All three patients involved subacute onset progressive complex movement disorders with both hypokinetic and hyperkinetic phenomenologies and other neurological findings. All patients had mild axial predominance, symmetrical mild parkinsonism, sleep disturbances, and myoclonus. In addition, cognitive impairment (patient 1), neuromuscular involvement (patient 1), bulbar symptoms (patient 1 and patient 2), and autonomic dysfunction (patient 1 and patient 2) occurred. Myoclonus/jerky movements were noted in all three patients. However, patient 1 had distal arrhythmic myoclonic jerks in the hands, which were stimulus sensitive, along with negative myoclonus/asterixis, suggesting cortical localization. In contrast, patients 2 and 3 had predominantly axial (truncal in patient 2 and craniobulbar in patient 3), rhythmic, and synchronous jerks, which were also slower than those of patient 1 and more akin to myorhythmia than myoclonus. Craniofacial/abdominal myorhythmia is being increasingly recognized and, in a given clinical setting, should raise suspicion of anti-IgLON5 disease [1,4]. However, myoclonus and asterixis/negative myoclonus are not frequently reported. Pierro et al [5]. reported a patient with anti-IgLON5 disease who had slow, rhythmic, left periorbital–perioral–lingual–palatal myorhythmia along with bilateral upper limb negative myoclonus. Jeyakumar et al [6]. reported the only case of anti-IgLON5 disease with bilateral postural and orthostatic myoclonus of the legs.

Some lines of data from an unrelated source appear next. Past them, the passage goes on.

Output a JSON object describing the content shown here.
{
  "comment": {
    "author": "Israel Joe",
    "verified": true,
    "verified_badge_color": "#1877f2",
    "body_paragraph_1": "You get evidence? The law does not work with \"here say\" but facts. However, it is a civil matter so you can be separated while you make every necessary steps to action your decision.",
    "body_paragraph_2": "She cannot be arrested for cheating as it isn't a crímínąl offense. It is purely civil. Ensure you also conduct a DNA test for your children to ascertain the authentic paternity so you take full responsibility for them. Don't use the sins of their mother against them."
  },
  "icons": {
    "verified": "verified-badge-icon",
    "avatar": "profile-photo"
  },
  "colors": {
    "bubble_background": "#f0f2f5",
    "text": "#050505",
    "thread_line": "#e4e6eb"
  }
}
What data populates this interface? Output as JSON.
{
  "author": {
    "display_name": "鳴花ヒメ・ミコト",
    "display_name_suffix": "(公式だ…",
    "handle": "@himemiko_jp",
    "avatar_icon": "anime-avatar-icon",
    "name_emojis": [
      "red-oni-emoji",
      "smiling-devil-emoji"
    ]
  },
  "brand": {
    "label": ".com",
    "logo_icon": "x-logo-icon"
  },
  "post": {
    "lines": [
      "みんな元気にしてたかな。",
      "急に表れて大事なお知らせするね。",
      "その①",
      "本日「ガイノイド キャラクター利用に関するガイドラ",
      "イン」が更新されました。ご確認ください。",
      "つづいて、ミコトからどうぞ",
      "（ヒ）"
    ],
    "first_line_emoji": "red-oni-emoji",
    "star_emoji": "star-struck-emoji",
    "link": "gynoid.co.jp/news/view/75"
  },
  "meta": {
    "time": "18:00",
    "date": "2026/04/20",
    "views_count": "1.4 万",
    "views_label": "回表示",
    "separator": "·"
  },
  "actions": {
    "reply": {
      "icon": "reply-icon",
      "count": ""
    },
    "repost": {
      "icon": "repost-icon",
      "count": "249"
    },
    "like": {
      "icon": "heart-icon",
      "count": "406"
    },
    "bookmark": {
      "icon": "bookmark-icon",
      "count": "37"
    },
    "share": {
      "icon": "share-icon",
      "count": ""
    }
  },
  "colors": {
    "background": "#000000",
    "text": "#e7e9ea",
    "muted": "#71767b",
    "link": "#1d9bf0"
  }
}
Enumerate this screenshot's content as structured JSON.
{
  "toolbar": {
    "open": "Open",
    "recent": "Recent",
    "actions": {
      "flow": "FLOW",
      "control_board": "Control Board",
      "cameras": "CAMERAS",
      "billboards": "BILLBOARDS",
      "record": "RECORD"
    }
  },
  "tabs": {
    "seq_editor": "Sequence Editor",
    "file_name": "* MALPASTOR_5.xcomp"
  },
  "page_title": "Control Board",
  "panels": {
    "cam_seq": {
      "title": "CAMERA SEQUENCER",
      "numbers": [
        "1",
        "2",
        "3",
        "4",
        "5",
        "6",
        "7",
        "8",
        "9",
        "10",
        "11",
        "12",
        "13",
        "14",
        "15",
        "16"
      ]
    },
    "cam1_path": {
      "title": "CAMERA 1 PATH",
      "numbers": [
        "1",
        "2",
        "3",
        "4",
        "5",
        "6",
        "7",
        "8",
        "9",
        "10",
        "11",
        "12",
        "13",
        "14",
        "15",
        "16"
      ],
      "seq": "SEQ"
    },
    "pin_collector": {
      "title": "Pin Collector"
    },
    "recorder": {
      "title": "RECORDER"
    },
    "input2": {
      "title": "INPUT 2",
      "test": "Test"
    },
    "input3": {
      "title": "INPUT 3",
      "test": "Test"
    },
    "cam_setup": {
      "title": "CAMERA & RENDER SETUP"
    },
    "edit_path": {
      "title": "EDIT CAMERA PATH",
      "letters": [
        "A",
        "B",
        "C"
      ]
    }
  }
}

Another interesting observation was the dual antibody positivity seen in patient 3, which has been reported in the literature, but the anti-GABABR antibody was seen only in serum in the previously reported case [7]. Despite the presence of anti-GABABR antibodies in both the serum and CSF in our patient, there were no symptoms pertaining to the antibody, and the malignancy screen result was also negative. In light of these findings, the contribution of anti-GABABR antibodies to the clinical features of patient 3 is uncertain. Anti-GABABR antibody encephalitis accounts for 5% of autoimmune encephalitis cases, is often tumor-associated, and almost always presents as seizures, cognitive impairment, and/or personality changes.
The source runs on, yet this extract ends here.